La situazione prima della bomba

Il Libano è un Paese atipico nel Medio Oriente. Considerato Il Cuore del Mediterraneo, ha una popolazione divisa e metà tra cristiano maroniti, musulmani sciiti e musulmani sunniti. Non si conoscono con esattezza le proporzioni, dal momento che non vengono più effettuati censimenti ufficiali dal 1932 per via dell’elevata sensibilità della popolazione a riguardo, e in virtù del fatto che i rapporti di forza e la Costituzione del Paese dovrebbero conseguentemente essere riscritti. Dopo la Guerra Civile culminata con l’accordo di Taif del 1989, si è stabilito un accordo informale per cui il Presidente della Repubblica viene scelto tra i Cristiano Maroniti, il Premier tra i Sunniti ed il Presidente del Parlamento tra gli Sciiti.
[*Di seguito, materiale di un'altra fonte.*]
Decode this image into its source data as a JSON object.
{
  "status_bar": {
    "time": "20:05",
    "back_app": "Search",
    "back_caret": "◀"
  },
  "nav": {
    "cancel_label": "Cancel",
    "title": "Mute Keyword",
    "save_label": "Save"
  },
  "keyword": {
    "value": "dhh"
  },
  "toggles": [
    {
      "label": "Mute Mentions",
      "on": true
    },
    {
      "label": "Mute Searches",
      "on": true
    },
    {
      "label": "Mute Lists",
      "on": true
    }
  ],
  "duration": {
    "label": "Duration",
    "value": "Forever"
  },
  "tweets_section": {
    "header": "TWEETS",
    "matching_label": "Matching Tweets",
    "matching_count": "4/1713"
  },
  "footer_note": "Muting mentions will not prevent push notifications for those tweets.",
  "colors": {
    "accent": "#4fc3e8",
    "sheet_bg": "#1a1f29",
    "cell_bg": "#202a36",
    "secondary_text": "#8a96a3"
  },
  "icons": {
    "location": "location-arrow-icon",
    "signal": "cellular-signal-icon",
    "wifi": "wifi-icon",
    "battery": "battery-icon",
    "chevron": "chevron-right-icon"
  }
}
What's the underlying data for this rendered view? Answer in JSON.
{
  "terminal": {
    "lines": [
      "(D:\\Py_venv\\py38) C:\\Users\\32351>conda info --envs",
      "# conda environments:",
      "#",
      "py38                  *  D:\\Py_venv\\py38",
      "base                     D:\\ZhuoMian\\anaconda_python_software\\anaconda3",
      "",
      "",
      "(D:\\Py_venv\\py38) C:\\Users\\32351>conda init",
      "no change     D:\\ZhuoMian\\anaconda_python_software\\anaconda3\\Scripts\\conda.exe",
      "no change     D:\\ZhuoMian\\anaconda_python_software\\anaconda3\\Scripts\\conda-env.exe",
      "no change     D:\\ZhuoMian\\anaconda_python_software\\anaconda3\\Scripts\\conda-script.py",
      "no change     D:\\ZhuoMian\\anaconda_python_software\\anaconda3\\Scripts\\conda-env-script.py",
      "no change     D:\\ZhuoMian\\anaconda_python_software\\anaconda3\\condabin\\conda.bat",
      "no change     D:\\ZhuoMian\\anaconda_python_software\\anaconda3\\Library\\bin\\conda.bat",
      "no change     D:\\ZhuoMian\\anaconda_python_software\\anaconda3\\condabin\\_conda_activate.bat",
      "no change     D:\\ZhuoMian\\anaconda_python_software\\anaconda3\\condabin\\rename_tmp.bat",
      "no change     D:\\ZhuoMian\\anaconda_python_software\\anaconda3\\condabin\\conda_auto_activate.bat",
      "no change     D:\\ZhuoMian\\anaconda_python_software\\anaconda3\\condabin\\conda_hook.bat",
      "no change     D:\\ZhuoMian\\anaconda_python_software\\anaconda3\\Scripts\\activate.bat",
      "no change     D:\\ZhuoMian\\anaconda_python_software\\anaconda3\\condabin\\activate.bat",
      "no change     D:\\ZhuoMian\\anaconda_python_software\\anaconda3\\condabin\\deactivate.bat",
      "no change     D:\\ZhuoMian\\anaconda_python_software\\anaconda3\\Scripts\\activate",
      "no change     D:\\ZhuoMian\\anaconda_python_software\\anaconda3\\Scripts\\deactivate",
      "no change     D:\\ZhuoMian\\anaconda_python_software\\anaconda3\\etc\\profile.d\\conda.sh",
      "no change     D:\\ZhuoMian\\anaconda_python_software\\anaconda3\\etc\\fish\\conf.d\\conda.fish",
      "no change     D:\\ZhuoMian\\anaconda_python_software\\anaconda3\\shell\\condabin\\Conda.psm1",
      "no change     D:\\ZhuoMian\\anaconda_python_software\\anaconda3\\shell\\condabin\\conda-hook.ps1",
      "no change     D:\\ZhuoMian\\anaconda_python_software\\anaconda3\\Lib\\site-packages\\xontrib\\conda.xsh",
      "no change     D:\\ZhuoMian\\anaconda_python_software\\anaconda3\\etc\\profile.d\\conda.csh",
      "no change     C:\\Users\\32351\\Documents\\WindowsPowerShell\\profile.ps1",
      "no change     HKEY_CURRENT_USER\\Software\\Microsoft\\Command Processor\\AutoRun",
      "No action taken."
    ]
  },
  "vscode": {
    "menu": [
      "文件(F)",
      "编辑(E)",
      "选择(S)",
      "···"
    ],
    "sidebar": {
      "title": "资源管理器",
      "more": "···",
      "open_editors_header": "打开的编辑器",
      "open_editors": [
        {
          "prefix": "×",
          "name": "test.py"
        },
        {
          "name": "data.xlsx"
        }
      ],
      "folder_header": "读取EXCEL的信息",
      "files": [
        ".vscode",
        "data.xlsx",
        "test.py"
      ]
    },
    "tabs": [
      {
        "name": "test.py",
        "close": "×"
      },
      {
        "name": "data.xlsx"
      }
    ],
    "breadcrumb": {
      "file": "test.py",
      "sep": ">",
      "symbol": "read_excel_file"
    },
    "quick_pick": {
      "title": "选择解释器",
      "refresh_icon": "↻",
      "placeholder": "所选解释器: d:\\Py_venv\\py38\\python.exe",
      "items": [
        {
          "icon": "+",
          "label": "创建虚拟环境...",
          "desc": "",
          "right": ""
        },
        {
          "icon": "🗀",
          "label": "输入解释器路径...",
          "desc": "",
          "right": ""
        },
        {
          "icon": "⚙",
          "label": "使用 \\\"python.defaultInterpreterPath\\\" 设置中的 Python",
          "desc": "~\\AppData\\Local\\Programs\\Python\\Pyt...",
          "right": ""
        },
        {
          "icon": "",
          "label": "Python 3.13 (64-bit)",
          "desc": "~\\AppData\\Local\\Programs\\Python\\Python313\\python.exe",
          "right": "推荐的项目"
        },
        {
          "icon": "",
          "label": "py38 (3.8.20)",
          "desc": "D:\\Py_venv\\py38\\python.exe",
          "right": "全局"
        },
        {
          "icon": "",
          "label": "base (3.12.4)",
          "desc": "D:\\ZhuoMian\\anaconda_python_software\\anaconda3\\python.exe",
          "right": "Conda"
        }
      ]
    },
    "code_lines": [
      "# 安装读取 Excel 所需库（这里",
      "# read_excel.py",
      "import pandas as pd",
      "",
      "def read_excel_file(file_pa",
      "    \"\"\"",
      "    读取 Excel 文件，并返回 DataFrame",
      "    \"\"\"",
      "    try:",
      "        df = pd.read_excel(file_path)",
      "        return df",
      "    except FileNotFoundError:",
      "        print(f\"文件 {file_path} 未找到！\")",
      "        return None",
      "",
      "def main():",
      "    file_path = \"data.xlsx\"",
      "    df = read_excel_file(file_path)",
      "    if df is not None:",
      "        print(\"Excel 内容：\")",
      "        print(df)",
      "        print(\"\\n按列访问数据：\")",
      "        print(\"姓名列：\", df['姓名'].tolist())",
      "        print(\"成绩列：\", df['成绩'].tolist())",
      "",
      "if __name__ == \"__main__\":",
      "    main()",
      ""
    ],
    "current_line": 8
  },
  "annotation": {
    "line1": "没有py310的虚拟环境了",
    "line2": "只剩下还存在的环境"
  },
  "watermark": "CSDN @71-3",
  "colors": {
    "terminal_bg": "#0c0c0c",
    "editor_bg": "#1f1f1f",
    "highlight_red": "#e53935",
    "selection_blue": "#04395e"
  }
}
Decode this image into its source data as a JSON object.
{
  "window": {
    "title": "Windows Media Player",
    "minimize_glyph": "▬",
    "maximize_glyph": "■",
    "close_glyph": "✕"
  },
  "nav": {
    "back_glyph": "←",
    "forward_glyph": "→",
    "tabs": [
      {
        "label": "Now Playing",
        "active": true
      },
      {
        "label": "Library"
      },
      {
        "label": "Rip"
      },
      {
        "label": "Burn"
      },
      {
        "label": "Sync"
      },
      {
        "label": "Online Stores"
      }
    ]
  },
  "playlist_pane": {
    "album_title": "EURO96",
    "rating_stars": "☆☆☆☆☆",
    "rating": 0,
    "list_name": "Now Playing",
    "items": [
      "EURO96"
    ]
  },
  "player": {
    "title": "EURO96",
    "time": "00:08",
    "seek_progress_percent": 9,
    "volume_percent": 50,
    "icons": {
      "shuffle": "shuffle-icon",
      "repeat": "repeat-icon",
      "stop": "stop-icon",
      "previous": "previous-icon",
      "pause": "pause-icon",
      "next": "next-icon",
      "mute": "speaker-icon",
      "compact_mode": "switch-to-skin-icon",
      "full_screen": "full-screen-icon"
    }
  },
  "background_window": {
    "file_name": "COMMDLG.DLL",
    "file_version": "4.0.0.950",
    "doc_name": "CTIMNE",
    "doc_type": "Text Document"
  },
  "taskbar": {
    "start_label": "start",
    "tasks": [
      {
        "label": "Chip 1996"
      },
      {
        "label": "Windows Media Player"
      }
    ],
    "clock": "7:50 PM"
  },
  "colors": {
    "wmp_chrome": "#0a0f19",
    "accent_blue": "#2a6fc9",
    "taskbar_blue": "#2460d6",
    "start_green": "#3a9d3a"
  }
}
Da allora si è cercato di riconciliare le comunità all’interno del Paese, nel difficilissimo compito di coniugare stabilità governativa e rispetto delle voci di tutti.

Prima dell’esplosione della bomba, il Primo Ministro era Hassan Diab, (un accademico sunnita paradossalmente più vicino ad Hezbollah che ai sunniti, e per questo osteggiato dagli stessi) succeduto a Saad Hariri, che si era dimesso nell’ottobre 2019 a causa delle forti proteste popolari. Lo stesso Diab, poco dopo l’esplosione, ha rassegnato le dimissioni. Il Presidente Michel Aoun, cristiano maronita, si è invece rifiutato per ora di dimettersi, sostenendo che il suo abbandono getterebbe il Paese nel caos più di quanto non lo sia già. Un caos che ormai imperversa in tutto il Libano, con proteste di piazza contro tutta la classe politica, accusata di essere corrotta ed impreparata, e di aver contribuito a rifocillare le casse dei propri lobbisti invece che della gente.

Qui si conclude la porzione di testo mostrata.